🤖 AI Summary
Existing scene graph generation (SGG) methods rely on closed-set supervised training, limiting generalization to unseen objects and relations in open-world settings—even vision-language models (VLMs) require fine-tuning. To address this, we propose the first training-free open-world SGG framework: (1) leveraging multimodal prompting to elicit zero-shot recognition capabilities from pretrained VLMs (e.g., CLIP, Flamingo); (2) introducing a cross-modal embedding alignment mechanism to unify visual and linguistic semantic spaces; and (3) designing a lightweight relation-pair optimization strategy for structured zero-shot inference. We further establish the first benchmark protocol for open-world SGG evaluation. Extensive experiments on Visual Genome, Open Images V6, and PSG demonstrate that our method significantly improves generalization to novel objects and relations without any training—effectively breaking the closed-set assumption inherent in conventional SGG approaches.
📝 Abstract
Scene-Graph Generation (SGG) seeks to recognize objects in an image and distill their salient pairwise relationships. Most methods depend on dataset-specific supervision to learn the variety of interactions, restricting their usefulness in open-world settings, involving novel objects and/or relations.

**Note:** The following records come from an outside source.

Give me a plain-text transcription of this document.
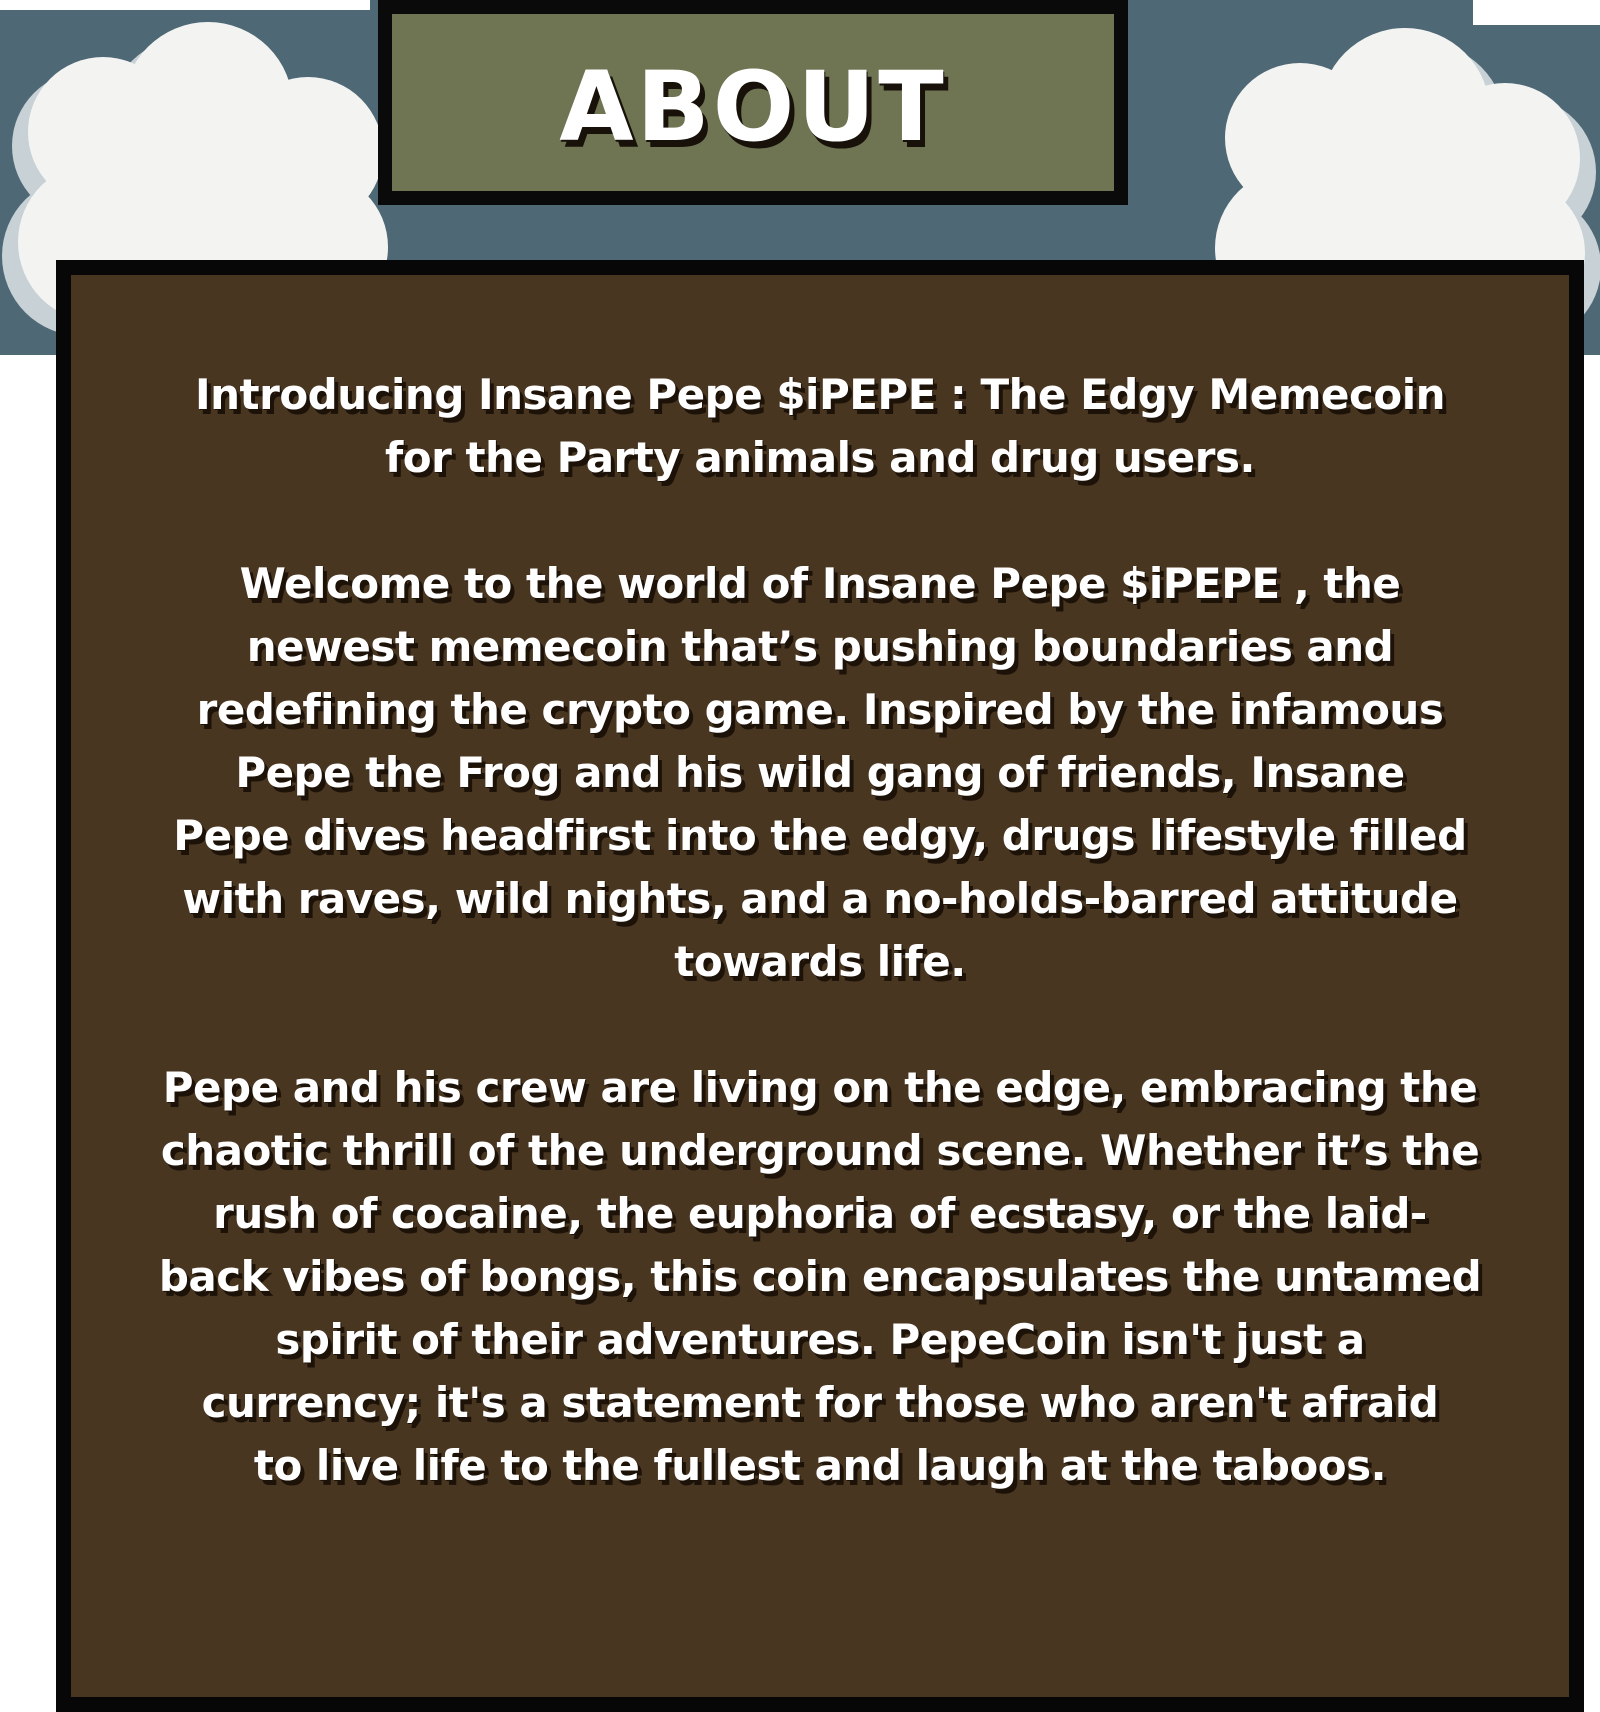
ABOUT
Introducing Insane Pepe $iPEPE : The Edgy Memecoin
for the Party animals and drug users.
Welcome to the world of Insane Pepe $iPEPE , the
newest memecoin that’s pushing boundaries and
redefining the crypto game. Inspired by the infamous
Pepe the Frog and his wild gang of friends, Insane
Pepe dives headfirst into the edgy, drugs lifestyle filled
with raves, wild nights, and a no-holds-barred attitude
towards life.
Pepe and his crew are living on the edge, embracing the
chaotic thrill of the underground scene. Whether it’s the
rush of cocaine, the euphoria of ecstasy, or the laid-
back vibes of bongs, this coin encapsulates the untamed
spirit of their adventures. PepeCoin isn't just a
currency; it's a statement for those who aren't afraid
to live life to the fullest and laugh at the taboos.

Even methods that leverage large Vision Language Models (VLMs) typically require benchmark-specific fine-tuning. We introduce Open-World SGG, a training-free, efficient, model-agnostic framework that taps directly into the pretrained knowledge of VLMs to produce scene graphs with zero additional learning. Casting SGG as a zero-shot structured-reasoning problem, our method combines multimodal prompting, embedding alignment, and a lightweight pair-refinement strategy, enabling inference over unseen object vocabularies and relation sets. To assess this setting, we formalize an Open-World evaluation protocol that measures performance when no SGG-specific data have been observed either in terms of objects and relations. Experiments on Visual Genome, Open Images V6, and the Panoptic Scene Graph (PSG) dataset demonstrate the capacity of pretrained VLMs to perform relational understanding without task-level training.